Snowden says he won't release harmful US data
Updated: 2013-07-15 08:25
Edward Snowden possesses data that could prove far more "damaging" to the US government that he has chosen not to release, said a journalist who first broke the story.
Glenn Greenwald told Argentina's La Nacion newspaper that Snowden, the fugitive whistle-blower who is currently stranded in Moscow, had only sought to alert people that information they thought was private was being exploited by US intelligence agencies.
"Snowden has enough information to cause more damage to the US government in a minute alone than anyone else has ever had in the history of the United States," he told the paper in an interview published on Saturday.
"But that's not his goal," said Greenwald, who published a series of stories in Britain's Guardian newspaper based on top-secret documents about sweeping US surveillance programs that were leaked by Snowden.

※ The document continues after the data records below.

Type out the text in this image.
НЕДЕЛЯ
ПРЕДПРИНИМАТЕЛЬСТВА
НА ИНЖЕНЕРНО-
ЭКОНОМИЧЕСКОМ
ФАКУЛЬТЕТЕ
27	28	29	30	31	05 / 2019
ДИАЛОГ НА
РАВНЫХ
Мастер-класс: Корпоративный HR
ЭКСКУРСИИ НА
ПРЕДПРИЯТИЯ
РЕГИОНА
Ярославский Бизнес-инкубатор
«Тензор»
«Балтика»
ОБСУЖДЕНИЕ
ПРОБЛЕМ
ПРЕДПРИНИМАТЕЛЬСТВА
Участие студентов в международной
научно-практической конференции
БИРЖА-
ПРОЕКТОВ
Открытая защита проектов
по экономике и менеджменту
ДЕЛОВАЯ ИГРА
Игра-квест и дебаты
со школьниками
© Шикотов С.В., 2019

His comments came as Russia waited on Sunday for a promised request for asylum from Snowden.
The US wants the former US National Security Agency contractor returned to face trial over the leaks. Moscow has so far rejected that demand.
Snowden, 30, has been stranded in the transit zone of Moscow's Sheremetyevo International Airport, after the US withdrew his passport on his arrival from Hong Kong three weeks ago.

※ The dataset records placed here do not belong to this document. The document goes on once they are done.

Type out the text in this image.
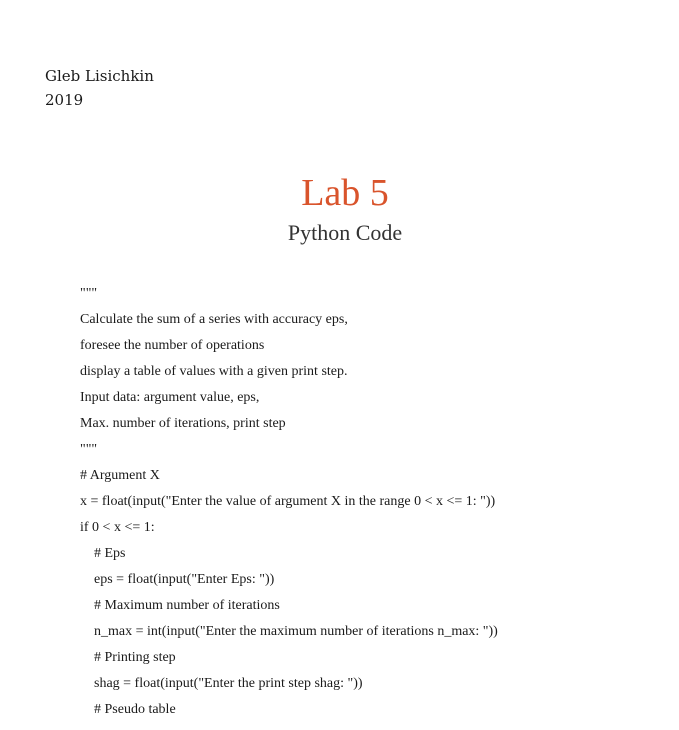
Gleb Lisichkin
2019
Lab 5
Python Code
"""
Calculate the sum of a series with accuracy eps,
foresee the number of operations
display a table of values with a given print step.
Input data: argument value, eps,
Max. number of iterations, print step
"""
# Argument X
x = float(input("Enter the value of argument X in the range 0 < x <= 1: "))
if 0 < x <= 1:
# Eps
eps = float(input("Enter Eps: "))
# Maximum number of iterations
n_max = int(input("Enter the maximum number of iterations n_max: "))
# Printing step
shag = float(input("Enter the print step shag: "))
# Pseudo table
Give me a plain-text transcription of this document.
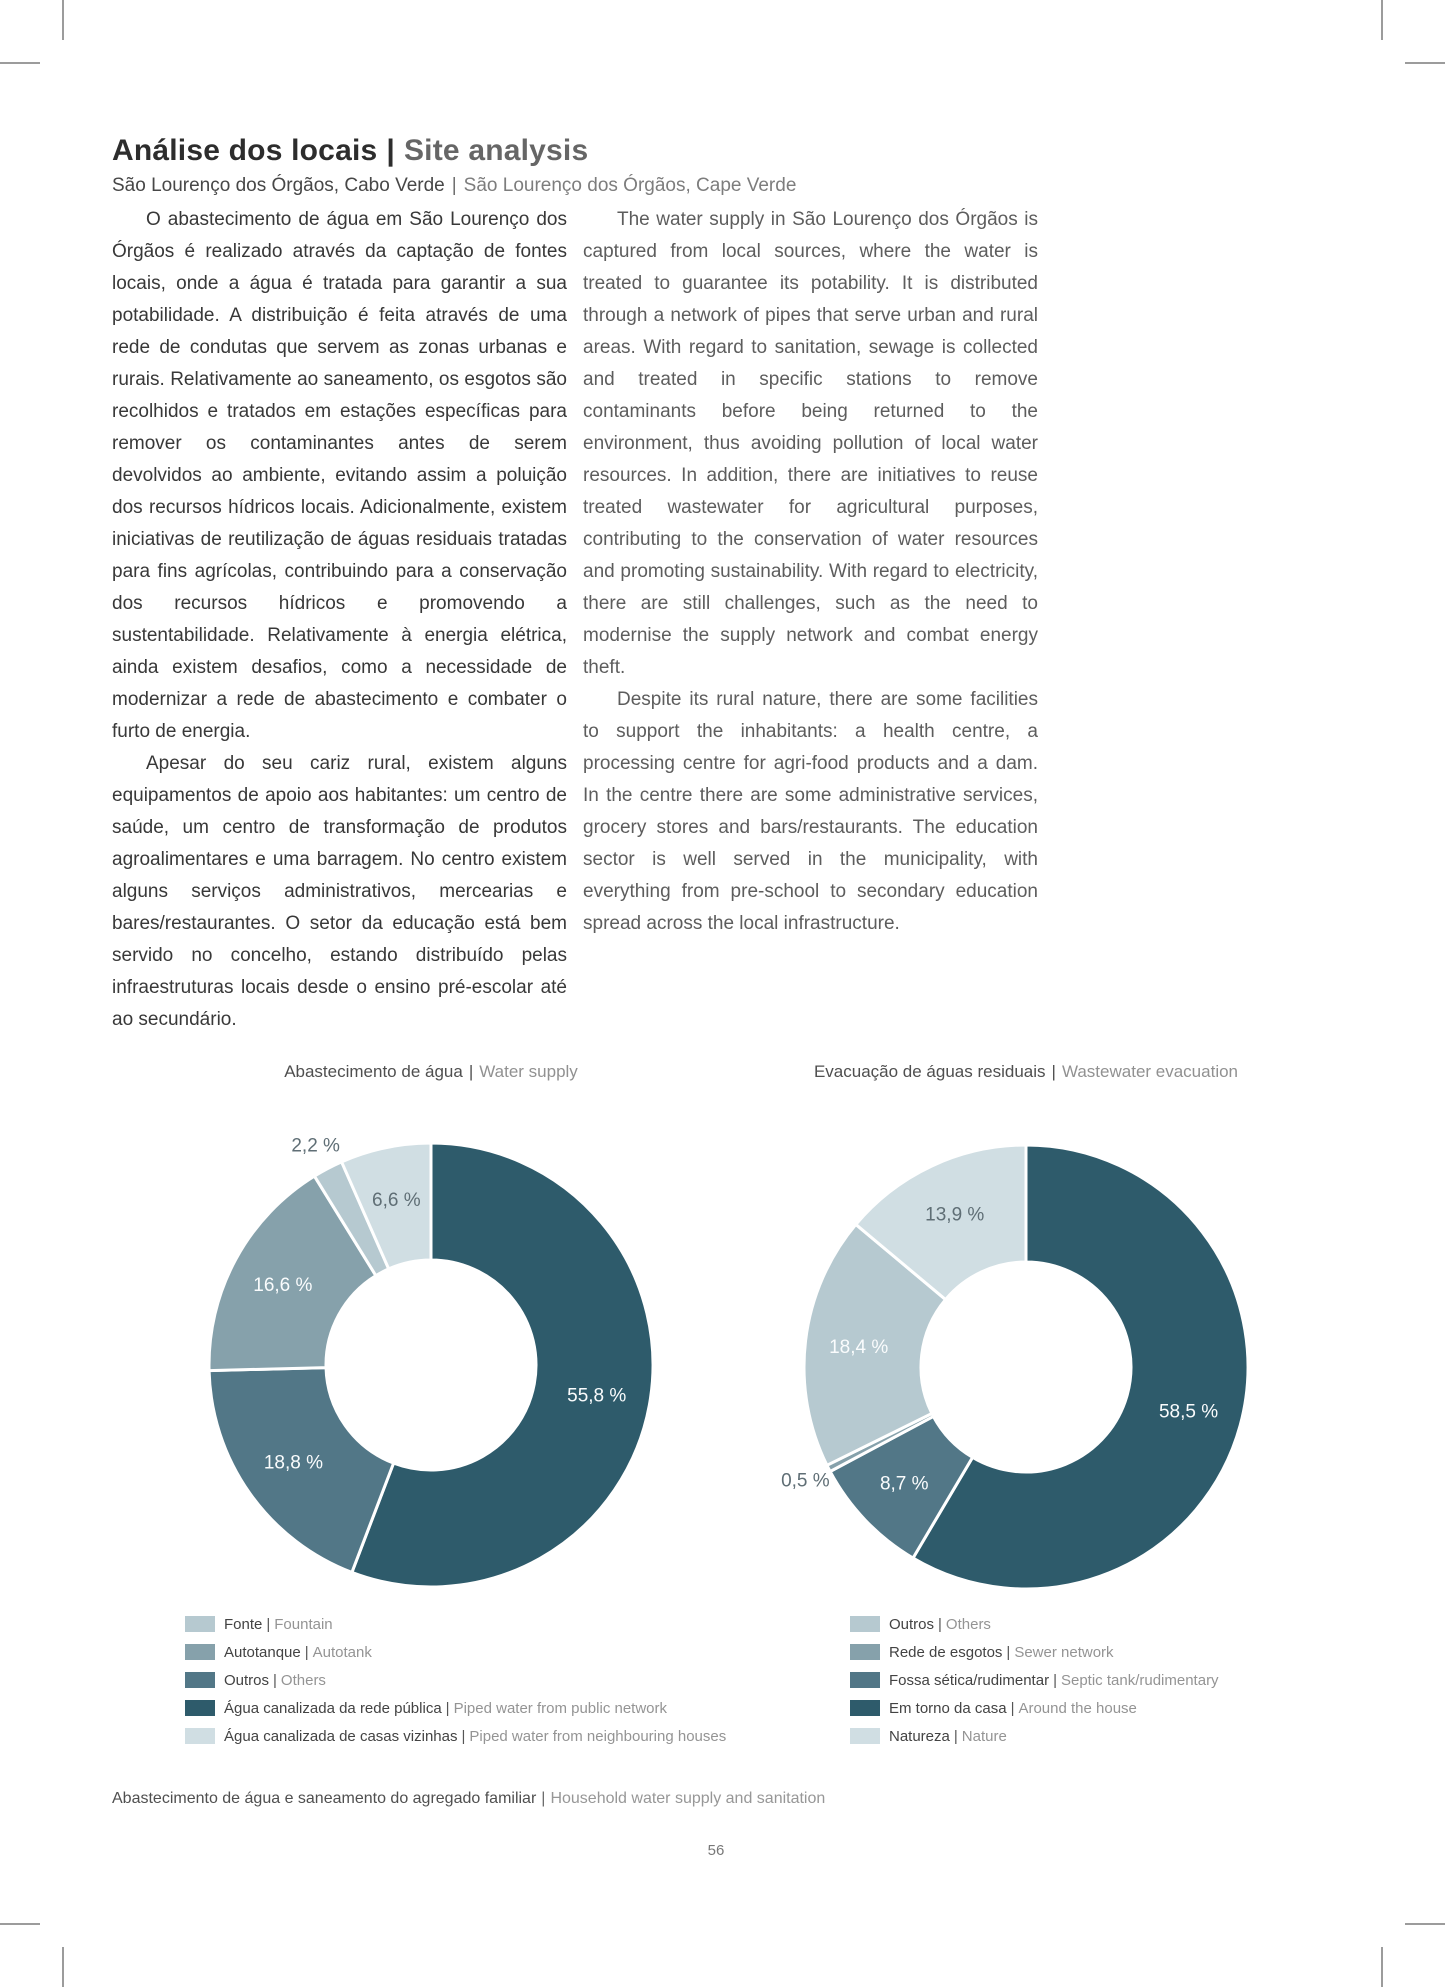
Análise dos locais | Site analysis
São Lourenço dos Órgãos, Cabo Verde | São Lourenço dos Órgãos, Cape Verde

O abastecimento de água em São Lourenço dos Órgãos é realizado através da captação de fontes locais, onde a água é tratada para garantir a sua potabilidade. A distribuição é feita através de uma rede de condutas que servem as zonas urbanas e rurais. Relativamente ao saneamento, os esgotos são recolhidos e tratados em estações específicas para remover os contaminantes antes de serem devolvidos ao ambiente, evitando assim a poluição dos recursos hídricos locais. Adicionalmente, existem iniciativas de reutilização de águas residuais tratadas para fins agrícolas, contribuindo para a conservação dos recursos hídricos e promovendo a sustentabilidade. Relativamente à energia elétrica, ainda existem desafios, como a necessidade de modernizar a rede de abastecimento e combater o furto de energia.

Apesar do seu cariz rural, existem alguns equipamentos de apoio aos habitantes: um centro de saúde, um centro de transformação de produtos agroalimentares e uma barragem. No centro existem alguns serviços administrativos, mercearias e bares/restaurantes. O setor da educação está bem servido no concelho, estando distribuído pelas infraestruturas locais desde o ensino pré-escolar até ao secundário.

The water supply in São Lourenço dos Órgãos is captured from local sources, where the water is treated to guarantee its potability. It is distributed through a network of pipes that serve urban and rural areas. With regard to sanitation, sewage is collected and treated in specific stations to remove contaminants before being returned to the environment, thus avoiding pollution of local water resources. In addition, there are initiatives to reuse treated wastewater for agricultural purposes, contributing to the conservation of water resources and promoting sustainability. With regard to electricity, there are still challenges, such as the need to modernise the supply network and combat energy theft.

Despite its rural nature, there are some facilities to support the inhabitants: a health centre, a processing centre for agri-food products and a dam. In the centre there are some administrative services, grocery stores and bars/restaurants. The education sector is well served in the municipality, with everything from pre-school to secondary education spread across the local infrastructure.

Abastecimento de água | Water supply	Evacuação de águas residuais | Wastewater evacuation
55,8 %
18,8 %
16,6 %
2,2 %
6,6 %
58,5 %
8,7 %
0,5 %
18,4 %
13,9 %
Fonte | Fountain
Autotanque | Autotank
Outros | Others
Água canalizada da rede pública | Piped water from public network
Água canalizada de casas vizinhas | Piped water from neighbouring houses
Outros | Others
Rede de esgotos | Sewer network
Fossa sética/rudimentar | Septic tank/rudimentary
Em torno da casa | Around the house
Natureza | Nature
Abastecimento de água e saneamento do agregado familiar | Household water supply and sanitation
56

Snowden on Friday dramatically summoned Russian activists to his temporary base, to say he wanted to claim asylum in Russia until he could safely travel to Latin America for a permanent sanctuary.

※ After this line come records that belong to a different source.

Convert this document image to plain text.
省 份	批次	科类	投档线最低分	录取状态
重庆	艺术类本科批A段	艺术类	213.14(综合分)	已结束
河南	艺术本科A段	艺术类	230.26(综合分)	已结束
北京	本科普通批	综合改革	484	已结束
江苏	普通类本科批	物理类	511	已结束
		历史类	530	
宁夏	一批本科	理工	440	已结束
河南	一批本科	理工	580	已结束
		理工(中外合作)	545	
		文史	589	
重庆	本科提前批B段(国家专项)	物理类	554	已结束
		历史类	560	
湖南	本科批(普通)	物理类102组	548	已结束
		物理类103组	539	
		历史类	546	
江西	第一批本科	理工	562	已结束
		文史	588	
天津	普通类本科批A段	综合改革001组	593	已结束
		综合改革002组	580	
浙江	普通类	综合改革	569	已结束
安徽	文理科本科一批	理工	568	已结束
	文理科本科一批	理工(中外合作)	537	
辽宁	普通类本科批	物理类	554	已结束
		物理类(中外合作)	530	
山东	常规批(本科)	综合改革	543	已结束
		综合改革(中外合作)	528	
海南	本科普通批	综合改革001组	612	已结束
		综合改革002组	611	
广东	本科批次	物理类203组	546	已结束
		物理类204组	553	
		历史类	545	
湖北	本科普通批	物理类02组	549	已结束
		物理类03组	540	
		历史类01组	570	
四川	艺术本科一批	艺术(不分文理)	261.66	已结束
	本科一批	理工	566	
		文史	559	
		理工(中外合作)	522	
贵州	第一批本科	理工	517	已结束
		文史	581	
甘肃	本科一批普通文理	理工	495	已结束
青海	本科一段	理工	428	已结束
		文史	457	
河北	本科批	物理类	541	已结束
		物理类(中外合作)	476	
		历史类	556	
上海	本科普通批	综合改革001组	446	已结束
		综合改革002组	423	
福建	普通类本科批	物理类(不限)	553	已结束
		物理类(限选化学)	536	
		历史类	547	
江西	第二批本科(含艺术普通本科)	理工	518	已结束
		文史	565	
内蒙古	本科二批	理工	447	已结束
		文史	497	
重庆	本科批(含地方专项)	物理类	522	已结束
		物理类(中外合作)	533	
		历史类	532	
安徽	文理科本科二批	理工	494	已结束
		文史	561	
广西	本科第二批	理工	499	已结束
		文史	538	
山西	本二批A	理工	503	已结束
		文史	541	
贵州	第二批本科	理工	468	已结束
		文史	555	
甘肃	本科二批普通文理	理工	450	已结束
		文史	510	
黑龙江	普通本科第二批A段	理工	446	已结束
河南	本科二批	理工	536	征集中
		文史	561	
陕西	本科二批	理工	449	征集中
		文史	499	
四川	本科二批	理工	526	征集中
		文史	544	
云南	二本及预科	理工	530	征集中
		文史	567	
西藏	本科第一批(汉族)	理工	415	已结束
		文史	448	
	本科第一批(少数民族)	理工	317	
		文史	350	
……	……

He withdrew an initial request earlier this month after Russian President Vladimir Putin said he would have to stop releasing information embarrassing to Washington if he wanted to stay.
Human Rights Watch accused Washington of trying to block Snowden's attempts to claim asylum and said that was in violation of his rights under international law.
Representatives from both organizations attended Snowden's presentation.